Each year, Social Security's Old-Age, Survivors, and Disability Insurance (OASDI) program sets a limit for the amount of earnings subject to taxes. For 2017, this limit is $127,200. This means that if you make less than $127,200, your entire earnings will be taxed for Social Security purposes, but any earnings above that threshold are exempt. This also means that someone making $127,200 a year and someone making $2 million a year will pay the exact same amount of Social Security tax under the current system, for a maximum of $7,886.40 for the year.

An increase from last year

Higher earners might feel the sting this year when they see how much money they're losing to Social Security taxes.
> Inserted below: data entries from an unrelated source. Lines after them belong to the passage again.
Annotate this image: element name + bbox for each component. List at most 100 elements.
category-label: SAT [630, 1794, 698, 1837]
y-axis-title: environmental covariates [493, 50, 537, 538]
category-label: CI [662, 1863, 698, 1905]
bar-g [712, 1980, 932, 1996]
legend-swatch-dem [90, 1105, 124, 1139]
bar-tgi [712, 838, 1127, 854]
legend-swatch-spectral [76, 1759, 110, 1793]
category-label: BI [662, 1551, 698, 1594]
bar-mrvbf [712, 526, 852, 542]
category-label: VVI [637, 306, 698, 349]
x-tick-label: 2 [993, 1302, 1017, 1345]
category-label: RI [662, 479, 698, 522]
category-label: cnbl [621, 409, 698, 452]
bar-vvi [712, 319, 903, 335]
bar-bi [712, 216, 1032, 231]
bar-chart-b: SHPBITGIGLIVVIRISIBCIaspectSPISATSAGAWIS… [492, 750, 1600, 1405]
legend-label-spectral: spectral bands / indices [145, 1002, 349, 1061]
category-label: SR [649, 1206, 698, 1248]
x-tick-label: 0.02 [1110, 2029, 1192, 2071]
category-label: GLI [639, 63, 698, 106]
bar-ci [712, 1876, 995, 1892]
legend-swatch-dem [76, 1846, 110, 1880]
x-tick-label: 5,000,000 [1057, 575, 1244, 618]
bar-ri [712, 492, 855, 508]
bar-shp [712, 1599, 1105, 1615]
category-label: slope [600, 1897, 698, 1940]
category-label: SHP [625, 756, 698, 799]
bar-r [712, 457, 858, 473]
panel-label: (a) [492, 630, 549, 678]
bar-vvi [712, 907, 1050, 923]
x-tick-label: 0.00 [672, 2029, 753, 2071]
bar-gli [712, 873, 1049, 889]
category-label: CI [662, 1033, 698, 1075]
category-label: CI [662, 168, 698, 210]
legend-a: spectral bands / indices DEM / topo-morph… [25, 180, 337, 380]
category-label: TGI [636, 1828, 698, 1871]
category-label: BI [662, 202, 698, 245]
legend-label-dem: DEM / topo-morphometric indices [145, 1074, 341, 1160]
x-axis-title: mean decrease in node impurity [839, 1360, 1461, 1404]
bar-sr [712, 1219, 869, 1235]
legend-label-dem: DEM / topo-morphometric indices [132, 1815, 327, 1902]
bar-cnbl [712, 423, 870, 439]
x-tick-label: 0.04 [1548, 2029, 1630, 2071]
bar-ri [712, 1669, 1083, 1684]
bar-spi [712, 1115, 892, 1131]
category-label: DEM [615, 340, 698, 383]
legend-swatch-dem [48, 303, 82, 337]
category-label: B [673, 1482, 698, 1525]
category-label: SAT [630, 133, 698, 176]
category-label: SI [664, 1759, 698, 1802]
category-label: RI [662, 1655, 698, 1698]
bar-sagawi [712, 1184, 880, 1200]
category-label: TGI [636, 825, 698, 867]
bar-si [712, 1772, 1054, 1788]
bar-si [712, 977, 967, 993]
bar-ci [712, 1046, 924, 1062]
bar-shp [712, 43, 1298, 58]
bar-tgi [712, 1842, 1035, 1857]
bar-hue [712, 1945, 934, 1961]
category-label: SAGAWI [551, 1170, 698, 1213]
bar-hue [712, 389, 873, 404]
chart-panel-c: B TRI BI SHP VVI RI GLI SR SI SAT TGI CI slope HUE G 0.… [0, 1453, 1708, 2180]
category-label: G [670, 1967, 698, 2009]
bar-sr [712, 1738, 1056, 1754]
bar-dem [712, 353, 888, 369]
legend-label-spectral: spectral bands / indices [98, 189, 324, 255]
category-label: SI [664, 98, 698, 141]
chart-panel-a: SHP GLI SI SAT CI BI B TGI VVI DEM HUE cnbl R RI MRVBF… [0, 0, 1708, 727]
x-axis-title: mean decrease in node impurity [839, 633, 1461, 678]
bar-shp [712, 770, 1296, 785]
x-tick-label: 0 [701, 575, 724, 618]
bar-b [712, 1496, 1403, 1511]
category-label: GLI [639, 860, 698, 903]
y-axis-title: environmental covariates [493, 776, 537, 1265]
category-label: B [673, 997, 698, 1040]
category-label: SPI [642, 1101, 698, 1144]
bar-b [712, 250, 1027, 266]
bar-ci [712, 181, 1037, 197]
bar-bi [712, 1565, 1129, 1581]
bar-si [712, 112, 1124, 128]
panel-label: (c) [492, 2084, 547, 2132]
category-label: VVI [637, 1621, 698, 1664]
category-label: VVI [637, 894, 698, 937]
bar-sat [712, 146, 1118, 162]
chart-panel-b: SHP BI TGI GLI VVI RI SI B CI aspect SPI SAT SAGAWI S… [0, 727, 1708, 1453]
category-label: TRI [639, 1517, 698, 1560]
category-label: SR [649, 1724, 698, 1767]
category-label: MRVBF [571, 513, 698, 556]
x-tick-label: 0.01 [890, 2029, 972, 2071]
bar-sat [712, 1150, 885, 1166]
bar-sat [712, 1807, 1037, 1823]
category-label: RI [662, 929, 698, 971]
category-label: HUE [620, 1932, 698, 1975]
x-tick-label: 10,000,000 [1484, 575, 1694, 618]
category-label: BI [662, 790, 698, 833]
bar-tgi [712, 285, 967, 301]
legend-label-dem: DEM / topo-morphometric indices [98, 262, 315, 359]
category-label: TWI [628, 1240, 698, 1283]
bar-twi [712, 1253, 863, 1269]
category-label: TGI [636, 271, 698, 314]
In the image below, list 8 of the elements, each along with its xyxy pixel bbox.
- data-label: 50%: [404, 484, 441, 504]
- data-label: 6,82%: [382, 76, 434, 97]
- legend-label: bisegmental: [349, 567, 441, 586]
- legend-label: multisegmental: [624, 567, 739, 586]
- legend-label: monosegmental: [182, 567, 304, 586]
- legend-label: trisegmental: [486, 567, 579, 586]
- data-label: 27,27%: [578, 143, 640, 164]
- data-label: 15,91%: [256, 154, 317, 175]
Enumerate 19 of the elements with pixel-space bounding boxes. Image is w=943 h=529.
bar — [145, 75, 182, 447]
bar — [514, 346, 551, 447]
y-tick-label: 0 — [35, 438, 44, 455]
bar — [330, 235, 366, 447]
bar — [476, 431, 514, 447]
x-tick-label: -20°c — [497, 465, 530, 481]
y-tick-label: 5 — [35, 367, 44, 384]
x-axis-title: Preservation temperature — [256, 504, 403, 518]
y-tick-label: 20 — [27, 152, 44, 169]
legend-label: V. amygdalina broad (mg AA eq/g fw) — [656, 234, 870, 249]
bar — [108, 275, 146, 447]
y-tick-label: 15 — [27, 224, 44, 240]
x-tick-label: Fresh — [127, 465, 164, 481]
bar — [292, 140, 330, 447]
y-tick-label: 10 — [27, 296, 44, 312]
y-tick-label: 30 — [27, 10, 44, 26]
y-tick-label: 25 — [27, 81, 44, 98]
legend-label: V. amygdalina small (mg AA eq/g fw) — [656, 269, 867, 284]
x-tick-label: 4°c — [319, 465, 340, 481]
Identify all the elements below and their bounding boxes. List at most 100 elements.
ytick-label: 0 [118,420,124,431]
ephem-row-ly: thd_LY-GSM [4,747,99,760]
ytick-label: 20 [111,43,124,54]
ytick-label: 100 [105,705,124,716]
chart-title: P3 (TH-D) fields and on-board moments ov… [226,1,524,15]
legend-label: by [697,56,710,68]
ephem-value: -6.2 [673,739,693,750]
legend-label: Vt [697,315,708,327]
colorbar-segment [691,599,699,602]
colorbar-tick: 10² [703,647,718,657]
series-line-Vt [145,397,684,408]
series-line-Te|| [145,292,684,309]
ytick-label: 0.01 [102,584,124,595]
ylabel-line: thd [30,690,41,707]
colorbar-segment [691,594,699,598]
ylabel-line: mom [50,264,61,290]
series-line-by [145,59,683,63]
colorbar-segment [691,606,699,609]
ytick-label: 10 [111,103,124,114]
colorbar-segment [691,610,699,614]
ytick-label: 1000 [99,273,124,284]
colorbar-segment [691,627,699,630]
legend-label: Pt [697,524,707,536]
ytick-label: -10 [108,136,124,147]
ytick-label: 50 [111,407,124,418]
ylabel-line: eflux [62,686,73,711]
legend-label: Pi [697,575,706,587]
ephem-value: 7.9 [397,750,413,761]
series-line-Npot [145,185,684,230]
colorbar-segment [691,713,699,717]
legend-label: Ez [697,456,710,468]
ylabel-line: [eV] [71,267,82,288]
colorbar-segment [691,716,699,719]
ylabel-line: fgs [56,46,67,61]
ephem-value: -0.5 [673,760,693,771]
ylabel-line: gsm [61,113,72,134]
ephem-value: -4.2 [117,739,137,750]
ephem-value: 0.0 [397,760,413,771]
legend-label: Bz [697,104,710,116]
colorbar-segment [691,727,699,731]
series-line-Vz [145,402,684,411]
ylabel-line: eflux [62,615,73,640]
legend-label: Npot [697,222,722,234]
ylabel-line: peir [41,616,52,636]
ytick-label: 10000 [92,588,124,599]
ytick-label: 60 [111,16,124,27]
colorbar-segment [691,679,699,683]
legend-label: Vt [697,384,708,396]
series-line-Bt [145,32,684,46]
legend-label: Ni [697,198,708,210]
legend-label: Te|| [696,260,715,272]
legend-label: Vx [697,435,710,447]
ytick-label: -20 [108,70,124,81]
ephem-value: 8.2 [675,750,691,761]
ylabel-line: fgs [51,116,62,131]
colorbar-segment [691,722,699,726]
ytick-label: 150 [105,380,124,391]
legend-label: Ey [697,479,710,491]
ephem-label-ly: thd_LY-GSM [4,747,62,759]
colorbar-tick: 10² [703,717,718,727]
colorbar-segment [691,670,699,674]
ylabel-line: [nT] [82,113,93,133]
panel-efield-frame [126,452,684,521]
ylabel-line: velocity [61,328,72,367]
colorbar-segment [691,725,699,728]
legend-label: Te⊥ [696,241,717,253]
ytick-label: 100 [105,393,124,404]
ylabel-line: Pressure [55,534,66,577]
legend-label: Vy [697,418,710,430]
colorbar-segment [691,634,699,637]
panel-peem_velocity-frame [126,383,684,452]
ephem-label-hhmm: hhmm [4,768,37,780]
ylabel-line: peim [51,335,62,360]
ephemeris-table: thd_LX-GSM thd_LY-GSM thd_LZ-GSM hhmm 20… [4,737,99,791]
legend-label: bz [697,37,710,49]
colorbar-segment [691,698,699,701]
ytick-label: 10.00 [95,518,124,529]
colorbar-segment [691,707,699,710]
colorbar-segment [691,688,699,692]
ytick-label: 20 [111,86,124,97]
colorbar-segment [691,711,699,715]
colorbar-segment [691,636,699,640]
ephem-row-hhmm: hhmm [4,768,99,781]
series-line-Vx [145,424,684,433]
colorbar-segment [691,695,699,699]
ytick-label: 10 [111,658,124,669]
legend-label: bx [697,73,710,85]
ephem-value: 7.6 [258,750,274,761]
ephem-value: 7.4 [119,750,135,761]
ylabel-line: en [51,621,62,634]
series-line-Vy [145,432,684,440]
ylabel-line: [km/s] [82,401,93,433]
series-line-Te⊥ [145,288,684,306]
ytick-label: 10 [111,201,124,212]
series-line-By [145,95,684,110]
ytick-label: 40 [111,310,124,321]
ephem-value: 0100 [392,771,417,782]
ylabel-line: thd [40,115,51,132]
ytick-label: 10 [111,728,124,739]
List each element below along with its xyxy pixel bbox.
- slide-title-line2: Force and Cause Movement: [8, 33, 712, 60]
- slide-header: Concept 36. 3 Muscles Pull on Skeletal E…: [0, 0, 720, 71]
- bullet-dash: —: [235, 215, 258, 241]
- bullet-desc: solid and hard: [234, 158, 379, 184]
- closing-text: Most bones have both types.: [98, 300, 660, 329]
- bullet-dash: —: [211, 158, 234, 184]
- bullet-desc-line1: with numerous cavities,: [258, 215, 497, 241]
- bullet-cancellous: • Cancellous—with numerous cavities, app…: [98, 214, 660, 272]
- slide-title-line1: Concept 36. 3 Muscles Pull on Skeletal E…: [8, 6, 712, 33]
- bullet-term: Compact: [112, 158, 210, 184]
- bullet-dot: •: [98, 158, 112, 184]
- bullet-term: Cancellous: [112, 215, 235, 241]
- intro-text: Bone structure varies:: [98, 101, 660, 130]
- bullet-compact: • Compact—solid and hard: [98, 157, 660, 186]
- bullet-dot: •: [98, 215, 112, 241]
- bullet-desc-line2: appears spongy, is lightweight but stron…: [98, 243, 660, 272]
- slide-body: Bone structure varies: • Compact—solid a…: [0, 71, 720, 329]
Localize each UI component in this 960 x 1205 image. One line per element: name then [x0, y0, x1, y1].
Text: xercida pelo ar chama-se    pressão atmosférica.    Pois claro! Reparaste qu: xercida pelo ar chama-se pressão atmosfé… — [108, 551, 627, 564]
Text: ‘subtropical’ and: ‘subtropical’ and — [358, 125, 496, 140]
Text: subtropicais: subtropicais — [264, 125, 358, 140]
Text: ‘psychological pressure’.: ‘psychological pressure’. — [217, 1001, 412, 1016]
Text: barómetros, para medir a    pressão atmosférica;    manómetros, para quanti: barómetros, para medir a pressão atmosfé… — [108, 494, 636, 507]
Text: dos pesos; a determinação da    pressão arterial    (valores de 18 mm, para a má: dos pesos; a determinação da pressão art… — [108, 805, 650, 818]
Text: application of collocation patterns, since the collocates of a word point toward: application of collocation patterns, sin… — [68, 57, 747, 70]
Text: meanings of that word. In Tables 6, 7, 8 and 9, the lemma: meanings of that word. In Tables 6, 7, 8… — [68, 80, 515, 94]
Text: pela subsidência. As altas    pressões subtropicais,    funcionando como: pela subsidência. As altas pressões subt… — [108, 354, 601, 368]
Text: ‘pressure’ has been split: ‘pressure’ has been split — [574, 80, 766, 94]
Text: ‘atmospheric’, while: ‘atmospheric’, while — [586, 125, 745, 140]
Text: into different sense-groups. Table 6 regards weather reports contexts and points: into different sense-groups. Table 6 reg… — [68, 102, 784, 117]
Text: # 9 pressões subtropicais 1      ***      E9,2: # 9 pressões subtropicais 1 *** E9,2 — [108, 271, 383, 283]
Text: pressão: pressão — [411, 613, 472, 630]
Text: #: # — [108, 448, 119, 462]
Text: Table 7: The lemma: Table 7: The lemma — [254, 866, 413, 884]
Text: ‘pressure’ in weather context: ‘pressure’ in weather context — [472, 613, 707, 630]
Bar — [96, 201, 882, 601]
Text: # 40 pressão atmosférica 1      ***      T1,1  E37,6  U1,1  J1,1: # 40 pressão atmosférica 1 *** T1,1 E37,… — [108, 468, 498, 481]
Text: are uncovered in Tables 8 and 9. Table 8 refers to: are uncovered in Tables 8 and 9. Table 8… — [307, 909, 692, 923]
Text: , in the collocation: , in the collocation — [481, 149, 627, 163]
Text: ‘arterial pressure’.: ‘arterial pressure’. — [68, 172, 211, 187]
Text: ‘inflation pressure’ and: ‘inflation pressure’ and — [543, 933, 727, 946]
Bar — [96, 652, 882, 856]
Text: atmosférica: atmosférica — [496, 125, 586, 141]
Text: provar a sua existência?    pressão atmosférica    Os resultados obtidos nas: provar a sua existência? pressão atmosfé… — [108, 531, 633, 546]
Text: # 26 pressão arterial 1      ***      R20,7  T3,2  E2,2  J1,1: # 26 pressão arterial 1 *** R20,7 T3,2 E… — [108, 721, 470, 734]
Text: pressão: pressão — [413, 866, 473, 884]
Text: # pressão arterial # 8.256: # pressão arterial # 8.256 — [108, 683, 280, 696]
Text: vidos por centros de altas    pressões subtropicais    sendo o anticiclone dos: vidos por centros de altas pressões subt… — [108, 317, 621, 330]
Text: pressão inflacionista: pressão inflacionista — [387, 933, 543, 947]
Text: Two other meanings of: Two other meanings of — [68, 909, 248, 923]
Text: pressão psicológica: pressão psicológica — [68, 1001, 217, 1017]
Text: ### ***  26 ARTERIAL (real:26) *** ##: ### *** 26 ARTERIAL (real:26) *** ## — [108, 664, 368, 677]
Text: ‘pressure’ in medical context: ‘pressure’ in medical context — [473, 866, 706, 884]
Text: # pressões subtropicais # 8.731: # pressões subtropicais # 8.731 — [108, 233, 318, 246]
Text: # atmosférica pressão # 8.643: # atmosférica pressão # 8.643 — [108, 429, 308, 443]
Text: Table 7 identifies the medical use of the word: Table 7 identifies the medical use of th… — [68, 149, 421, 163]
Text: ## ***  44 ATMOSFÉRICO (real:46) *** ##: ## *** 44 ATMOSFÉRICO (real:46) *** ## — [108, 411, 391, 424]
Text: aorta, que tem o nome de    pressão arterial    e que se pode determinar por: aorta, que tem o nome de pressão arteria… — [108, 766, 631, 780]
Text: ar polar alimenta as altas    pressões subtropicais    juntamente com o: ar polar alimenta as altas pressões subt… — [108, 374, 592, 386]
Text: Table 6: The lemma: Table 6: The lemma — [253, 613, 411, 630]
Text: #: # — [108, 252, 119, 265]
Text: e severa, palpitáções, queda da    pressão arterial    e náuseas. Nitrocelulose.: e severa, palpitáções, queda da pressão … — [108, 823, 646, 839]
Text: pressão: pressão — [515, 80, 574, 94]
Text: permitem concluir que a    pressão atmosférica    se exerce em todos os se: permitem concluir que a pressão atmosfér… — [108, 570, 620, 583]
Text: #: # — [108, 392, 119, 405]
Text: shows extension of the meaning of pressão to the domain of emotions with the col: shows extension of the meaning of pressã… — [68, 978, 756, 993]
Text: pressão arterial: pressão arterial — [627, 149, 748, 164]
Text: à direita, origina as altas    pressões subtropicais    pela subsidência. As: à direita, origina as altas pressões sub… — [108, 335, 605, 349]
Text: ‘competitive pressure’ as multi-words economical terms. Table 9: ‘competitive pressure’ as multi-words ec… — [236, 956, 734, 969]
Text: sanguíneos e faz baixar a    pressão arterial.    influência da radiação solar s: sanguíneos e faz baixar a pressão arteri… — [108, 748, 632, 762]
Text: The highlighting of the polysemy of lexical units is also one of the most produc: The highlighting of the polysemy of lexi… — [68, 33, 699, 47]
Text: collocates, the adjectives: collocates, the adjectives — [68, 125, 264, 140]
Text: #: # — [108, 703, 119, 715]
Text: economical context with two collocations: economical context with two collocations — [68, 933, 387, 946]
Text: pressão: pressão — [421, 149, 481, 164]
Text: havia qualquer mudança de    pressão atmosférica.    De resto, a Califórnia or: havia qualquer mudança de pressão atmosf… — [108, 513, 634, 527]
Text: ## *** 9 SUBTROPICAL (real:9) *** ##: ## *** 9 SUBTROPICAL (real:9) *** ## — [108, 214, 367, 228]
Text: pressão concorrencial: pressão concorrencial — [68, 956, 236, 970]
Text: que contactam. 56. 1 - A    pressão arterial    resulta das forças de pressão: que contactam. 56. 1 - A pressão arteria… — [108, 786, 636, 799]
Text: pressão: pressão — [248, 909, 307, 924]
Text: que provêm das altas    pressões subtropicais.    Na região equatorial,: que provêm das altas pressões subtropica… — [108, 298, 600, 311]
For the past two years, the maximum income subject to Social Security taxes was $118,500. So while workers earning less than $118,500 won't notice a change in their taxes, those earning more will be impacted. Specifically, if you earn $127,200 or above, you'll pay an extra $539.40 this year in taxes, assuming you're not self-employed. If you are self-employed, your increase will double, though you will get that deduction I mentioned earlier. But because you'll be responsible for paying estimated taxes quarterly, you'll need to be prepared to fork over more of your income along the way.

This certainly isn't the first time the income cap for Social Security taxes has increased over time. The following table shows how this limit has evolved over the past decade:

Year

Maximum Taxable Income

2008

$102,000

2009

$106,800

2010

$106,800

2011

$106,800

2012

$110,100

2013

$113,700

2014

$117,000

2015

$118,500

2016

$118,500

2017

$127,200

DATA SOURCE: SOCIAL SECURITY ADMINISTRATION.

As you can see, the limit for earnings subject to Social Security taxes tends to increase over time, so don't get too comfortable with the current cap.

But there's a reason for those taxes

Nobody wants to lose extra money to Social Security taxes, but the thing to remember is that paying into the system helps ensure that it's there for you when it's your turn to collect benefits. Social Security is a critical source of income for seniors and disabled workers who need it the most, and without taxes, this crucial program couldn't exist in the first place.